Real Estate Investment Trusts in Singapore (SG REITS) have taken quite a beating this year with the S&P Singapore REIT index down 9.66% YTD. Unrelenting interest rates and stock market sell-offs have put huge downward pressure on Singapore REIT prices who are alot more susceptible to interest rate fluctuations.
The high interest rates environment has been pretty harsh on dividend stocks and Singapore REITs.
How Interest Rates Affect SG REITs
Higher Borrowing Costs
REITs in Singapore are highly regulated and are required to pay out at least 90% of their profit to shareholders. What this means is that the main source of funds for expansion usually comes from borrowing, which is why we look closely at gearing ratio when analysing REITs.
When interest rates soar, the cost of borrowing also increases significantly which hurts net income for REITs. As a result, we actually see a lot of SG REITs actively trying to reduce their gearing ratio during this period of high interest rates.
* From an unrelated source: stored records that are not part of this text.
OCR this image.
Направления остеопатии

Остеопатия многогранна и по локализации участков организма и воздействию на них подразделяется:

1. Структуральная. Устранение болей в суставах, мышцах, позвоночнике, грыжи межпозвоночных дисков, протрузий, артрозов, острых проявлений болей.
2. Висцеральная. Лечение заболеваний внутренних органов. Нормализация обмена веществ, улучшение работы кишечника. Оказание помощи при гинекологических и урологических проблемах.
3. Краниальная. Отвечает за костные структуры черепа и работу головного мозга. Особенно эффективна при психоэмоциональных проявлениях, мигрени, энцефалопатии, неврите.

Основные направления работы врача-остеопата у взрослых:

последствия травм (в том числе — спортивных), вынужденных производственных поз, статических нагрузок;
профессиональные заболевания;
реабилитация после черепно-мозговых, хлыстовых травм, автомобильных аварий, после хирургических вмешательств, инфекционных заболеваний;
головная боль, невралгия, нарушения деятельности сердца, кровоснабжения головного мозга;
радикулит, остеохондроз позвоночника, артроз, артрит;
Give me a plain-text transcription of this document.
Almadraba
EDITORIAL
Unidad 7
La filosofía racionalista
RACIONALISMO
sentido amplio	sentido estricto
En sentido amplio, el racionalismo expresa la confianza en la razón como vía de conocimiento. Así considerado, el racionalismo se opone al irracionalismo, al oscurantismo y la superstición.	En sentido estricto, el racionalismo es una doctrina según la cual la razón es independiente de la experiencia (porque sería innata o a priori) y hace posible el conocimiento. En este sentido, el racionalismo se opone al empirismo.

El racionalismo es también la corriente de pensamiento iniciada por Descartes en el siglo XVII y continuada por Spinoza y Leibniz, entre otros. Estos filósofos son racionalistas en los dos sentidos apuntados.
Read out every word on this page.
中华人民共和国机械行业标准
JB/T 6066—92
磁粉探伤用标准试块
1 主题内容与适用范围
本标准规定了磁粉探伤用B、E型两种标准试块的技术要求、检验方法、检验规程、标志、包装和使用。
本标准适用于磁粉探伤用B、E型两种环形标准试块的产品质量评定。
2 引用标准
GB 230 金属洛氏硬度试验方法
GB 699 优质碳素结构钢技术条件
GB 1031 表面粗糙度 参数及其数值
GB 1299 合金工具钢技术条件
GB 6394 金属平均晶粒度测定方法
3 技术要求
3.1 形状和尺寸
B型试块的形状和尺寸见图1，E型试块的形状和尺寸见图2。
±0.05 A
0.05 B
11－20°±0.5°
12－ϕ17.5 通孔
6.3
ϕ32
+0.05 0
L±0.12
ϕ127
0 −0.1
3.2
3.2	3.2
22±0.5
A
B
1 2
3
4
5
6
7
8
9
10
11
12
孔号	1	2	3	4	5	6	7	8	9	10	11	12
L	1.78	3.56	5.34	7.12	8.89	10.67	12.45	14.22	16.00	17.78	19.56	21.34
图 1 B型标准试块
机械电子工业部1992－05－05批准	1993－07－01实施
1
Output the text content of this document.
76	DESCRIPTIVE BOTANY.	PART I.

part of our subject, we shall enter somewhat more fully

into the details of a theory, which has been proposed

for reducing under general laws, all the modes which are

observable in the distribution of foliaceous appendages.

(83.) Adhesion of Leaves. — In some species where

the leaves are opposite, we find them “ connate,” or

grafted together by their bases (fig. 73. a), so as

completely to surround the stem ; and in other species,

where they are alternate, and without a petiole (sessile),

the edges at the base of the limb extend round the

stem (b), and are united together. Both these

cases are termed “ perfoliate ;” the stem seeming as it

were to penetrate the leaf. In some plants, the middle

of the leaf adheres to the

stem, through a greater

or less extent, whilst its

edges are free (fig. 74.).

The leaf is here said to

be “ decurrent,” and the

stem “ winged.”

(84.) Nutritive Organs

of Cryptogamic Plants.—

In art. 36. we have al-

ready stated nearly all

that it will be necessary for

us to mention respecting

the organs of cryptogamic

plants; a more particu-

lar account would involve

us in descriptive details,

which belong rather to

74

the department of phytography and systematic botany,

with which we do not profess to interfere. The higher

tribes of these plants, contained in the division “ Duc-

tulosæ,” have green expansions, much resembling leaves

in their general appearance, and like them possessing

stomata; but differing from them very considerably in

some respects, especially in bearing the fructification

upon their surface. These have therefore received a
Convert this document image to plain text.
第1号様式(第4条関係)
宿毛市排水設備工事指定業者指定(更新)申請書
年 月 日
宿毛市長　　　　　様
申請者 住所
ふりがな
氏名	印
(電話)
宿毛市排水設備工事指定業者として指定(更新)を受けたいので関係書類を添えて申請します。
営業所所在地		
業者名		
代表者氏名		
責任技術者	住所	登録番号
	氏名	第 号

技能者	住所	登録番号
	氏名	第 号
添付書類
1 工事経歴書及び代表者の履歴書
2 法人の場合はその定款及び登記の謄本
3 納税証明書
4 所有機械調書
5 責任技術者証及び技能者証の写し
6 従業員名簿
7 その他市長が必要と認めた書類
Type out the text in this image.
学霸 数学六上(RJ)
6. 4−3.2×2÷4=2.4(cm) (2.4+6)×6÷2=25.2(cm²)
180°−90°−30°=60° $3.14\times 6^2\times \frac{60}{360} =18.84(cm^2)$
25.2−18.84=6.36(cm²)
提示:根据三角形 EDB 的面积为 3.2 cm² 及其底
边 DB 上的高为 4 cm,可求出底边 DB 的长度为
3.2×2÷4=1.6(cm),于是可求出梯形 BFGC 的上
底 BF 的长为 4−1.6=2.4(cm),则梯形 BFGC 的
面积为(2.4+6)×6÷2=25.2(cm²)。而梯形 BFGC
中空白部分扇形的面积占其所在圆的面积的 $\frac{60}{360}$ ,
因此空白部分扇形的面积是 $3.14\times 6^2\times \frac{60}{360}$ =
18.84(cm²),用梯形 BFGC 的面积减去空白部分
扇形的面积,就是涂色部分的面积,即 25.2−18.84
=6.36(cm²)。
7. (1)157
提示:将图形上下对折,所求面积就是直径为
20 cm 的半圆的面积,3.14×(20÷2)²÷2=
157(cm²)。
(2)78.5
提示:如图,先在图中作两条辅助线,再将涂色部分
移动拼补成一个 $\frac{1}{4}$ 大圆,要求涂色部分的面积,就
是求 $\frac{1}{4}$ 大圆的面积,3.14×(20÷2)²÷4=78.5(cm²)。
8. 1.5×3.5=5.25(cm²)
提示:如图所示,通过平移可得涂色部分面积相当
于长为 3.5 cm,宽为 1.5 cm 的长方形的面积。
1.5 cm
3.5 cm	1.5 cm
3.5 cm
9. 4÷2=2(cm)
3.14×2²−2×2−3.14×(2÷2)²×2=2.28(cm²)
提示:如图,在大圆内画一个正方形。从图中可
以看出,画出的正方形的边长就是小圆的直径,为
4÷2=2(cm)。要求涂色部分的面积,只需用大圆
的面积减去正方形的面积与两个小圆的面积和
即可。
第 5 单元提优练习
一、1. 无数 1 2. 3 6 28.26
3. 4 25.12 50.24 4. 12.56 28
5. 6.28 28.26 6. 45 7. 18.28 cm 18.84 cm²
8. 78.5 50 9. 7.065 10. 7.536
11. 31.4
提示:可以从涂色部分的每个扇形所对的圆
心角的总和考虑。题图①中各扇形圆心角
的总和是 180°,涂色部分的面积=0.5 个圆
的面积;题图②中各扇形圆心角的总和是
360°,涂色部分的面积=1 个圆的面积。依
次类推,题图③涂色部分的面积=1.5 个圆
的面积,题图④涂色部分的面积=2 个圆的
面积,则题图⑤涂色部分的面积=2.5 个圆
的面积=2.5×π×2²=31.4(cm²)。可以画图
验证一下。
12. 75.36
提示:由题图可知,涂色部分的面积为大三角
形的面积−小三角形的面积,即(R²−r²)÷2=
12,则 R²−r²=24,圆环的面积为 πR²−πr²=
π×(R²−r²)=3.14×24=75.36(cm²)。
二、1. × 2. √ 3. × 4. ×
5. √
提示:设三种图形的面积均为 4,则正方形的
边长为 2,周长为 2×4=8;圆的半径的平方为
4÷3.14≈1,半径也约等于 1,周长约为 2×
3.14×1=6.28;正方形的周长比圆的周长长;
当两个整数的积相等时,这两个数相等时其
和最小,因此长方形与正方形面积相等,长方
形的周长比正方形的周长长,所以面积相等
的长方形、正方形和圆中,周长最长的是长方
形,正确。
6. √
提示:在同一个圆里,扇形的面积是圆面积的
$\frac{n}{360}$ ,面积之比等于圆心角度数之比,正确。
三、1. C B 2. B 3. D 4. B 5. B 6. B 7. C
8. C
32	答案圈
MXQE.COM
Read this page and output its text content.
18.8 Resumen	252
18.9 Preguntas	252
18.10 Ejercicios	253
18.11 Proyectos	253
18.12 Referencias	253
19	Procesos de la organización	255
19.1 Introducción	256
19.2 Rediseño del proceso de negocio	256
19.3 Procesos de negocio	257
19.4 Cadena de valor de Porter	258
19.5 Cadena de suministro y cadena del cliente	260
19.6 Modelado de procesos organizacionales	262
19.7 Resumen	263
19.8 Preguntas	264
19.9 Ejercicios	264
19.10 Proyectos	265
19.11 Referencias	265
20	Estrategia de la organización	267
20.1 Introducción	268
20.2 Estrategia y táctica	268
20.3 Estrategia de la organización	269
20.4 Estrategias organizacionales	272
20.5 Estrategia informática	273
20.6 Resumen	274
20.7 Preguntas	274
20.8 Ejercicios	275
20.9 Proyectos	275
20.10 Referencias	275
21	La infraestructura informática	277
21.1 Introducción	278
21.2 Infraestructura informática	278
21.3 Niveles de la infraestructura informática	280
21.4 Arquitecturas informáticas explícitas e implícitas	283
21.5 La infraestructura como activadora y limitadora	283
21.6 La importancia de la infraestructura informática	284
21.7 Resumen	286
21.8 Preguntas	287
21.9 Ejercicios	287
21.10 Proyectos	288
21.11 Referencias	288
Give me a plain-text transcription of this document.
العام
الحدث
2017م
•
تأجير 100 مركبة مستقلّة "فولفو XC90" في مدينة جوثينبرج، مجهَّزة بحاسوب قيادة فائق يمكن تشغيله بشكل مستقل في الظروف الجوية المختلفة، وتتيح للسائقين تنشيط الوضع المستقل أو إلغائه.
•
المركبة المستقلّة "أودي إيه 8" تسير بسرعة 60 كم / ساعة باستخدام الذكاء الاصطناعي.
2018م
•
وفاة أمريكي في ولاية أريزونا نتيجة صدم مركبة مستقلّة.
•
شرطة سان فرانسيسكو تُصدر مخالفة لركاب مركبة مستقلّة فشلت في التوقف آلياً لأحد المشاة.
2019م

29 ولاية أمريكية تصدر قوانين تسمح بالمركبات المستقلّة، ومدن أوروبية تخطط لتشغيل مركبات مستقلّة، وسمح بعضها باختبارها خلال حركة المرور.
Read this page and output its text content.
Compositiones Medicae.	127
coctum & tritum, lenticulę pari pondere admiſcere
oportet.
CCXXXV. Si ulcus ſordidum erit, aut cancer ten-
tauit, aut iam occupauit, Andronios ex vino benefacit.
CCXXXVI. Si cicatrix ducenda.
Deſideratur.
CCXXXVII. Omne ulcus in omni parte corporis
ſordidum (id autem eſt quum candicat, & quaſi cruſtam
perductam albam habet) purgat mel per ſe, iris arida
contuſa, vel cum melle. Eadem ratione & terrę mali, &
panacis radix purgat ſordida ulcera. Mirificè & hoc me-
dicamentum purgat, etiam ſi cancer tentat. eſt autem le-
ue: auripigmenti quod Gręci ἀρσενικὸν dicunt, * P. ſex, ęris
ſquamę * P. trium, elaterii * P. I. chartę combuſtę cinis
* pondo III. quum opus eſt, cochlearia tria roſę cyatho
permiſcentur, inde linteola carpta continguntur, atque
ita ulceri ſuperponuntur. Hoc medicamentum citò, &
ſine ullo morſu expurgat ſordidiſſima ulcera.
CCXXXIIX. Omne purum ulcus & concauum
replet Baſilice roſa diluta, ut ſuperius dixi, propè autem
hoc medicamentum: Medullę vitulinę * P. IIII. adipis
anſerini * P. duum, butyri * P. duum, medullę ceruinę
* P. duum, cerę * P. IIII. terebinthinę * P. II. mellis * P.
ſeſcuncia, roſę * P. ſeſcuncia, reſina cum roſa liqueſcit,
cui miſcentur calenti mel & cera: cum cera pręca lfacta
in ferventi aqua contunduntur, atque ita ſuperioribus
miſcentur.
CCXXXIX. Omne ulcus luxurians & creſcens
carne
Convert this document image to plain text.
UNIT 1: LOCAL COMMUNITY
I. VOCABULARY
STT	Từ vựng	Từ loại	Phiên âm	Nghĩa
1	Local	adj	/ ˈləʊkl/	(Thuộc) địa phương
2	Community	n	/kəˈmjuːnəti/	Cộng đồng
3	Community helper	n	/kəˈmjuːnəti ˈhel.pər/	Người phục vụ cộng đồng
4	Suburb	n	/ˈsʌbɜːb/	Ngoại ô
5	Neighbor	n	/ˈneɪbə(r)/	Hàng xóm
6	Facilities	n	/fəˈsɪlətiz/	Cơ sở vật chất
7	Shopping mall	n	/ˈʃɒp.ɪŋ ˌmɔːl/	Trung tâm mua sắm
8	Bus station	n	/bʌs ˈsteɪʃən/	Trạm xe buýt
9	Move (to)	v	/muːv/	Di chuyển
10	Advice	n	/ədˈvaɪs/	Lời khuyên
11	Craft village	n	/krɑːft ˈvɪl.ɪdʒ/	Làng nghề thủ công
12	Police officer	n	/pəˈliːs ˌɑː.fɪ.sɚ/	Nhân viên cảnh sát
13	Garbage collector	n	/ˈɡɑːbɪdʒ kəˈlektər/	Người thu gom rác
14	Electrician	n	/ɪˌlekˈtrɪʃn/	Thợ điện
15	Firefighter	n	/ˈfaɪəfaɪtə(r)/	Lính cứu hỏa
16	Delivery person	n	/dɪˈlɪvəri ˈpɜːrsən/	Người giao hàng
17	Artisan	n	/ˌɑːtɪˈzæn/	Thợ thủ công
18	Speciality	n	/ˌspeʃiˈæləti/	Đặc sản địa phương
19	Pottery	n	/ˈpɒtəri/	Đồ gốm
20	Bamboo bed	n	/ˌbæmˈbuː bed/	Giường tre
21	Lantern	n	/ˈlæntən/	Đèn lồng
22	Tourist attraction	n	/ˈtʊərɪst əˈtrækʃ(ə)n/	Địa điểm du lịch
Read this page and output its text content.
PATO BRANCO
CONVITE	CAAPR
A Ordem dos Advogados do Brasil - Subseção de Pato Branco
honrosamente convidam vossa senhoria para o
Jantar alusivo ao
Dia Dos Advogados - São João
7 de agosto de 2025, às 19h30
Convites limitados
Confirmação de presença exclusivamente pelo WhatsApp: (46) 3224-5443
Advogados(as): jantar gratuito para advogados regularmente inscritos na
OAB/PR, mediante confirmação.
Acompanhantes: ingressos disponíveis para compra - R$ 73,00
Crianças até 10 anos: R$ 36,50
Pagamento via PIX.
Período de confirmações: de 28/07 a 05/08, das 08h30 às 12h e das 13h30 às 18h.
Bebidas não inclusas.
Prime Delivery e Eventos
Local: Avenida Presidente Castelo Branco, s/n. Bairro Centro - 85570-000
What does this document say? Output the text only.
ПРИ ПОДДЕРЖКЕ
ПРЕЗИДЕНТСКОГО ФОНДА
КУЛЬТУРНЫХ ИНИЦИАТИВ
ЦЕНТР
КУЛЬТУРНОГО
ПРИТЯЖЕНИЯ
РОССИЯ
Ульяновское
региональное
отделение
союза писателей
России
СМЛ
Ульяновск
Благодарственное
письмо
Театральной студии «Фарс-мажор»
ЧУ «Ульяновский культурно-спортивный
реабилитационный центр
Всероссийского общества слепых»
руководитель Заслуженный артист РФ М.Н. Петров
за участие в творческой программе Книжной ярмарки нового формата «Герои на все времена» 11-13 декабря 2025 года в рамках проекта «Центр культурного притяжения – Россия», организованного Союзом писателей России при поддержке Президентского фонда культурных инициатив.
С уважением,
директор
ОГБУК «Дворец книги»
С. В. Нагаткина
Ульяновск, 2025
I believe this is the smart thing to do in order to ensure that the REIT isn’t too highly leverage and pay too much unnecessary costs. In general, anything above 40% gearing ratio (especially in the current macroenvironment) represents an extremely high amount of debt.
Because of this limitation, REITs also aren’t expanding too aggressively which may take a toll on future income and growth prospects.
More Attractive Alternatives
The prolonged high interest rate environment has also resulted in large changes in money market instruments available to retail investors as US bond yields surge to higher levels.
If you’ve been around personal finance blogs, YouTube channels and communities, you’ll probably have noticed that fixed income investments have been blowing up. Assets like Singapore savings bonds (SSB) and high-interest savings accounts are getting a lot of limelight because of rising interest rates.
With the risk-free rate on the rise, many people are flocking to offload their stocks in favor of lower risk assets that still give pretty decent returns. In general, many dividend stocks and REITs have received the blunt of the sell-offs.
Although rental rates are on the rise in Singapore, many REITs have leases that are already locked in. As old leases expire, new leases are signed at the higher market rates. It is also important to consider the rental reversion metric to see how many new leases are signed for a particular REIT to get a sense of income.
Where are we at With Interest Rates?
Expected to stay high at the band of 5.25-5.5% until the end of the year, with the slim possibility of another rate hike by the Fed.
Likely to stay high for another 7-9 months before slowing coming down (depends on the Fed).
Is Now a Good Time to Buy Singapore REITs?
Given that interest rates are likely to stay high for at least another 2 quarters, this presents strong buying opportunities to accumulate SG REIT positions during this time at lower prices.
Whilst the price-to-book ratio is looking really attractive right now for many of the major REITs (almost at all time lows), dividend-per-unit (DPU) for SG REITs are likely to remain low for the coming quarter.
It’s likely that prices may continue to decline in the near term as the current trend seems to be going down. My estimate is that prices are likely to decline further this quareter, and then move sideways for awhile next year until the Fed shows a clear indication that they will be lowering interest rates.
And then there’s also the risk of an escalation of war in the Middle East which could complicate the market sentitment.
So if you’re planning to open positions in Singapore REITs, you’ll need to have a mid to long-term investment horizon.
My strategy at this point is to wait a little longer and perhaps pick up a couple of REITs like Mapletree Industrial Trust (SGX: ME8U) and CapitaLand Mall Trust (SGX:C38U) sometime later in the year.
I will be looking more closely at Singapore focused REITs with lower volatility compared to those with a lot of assets overseas.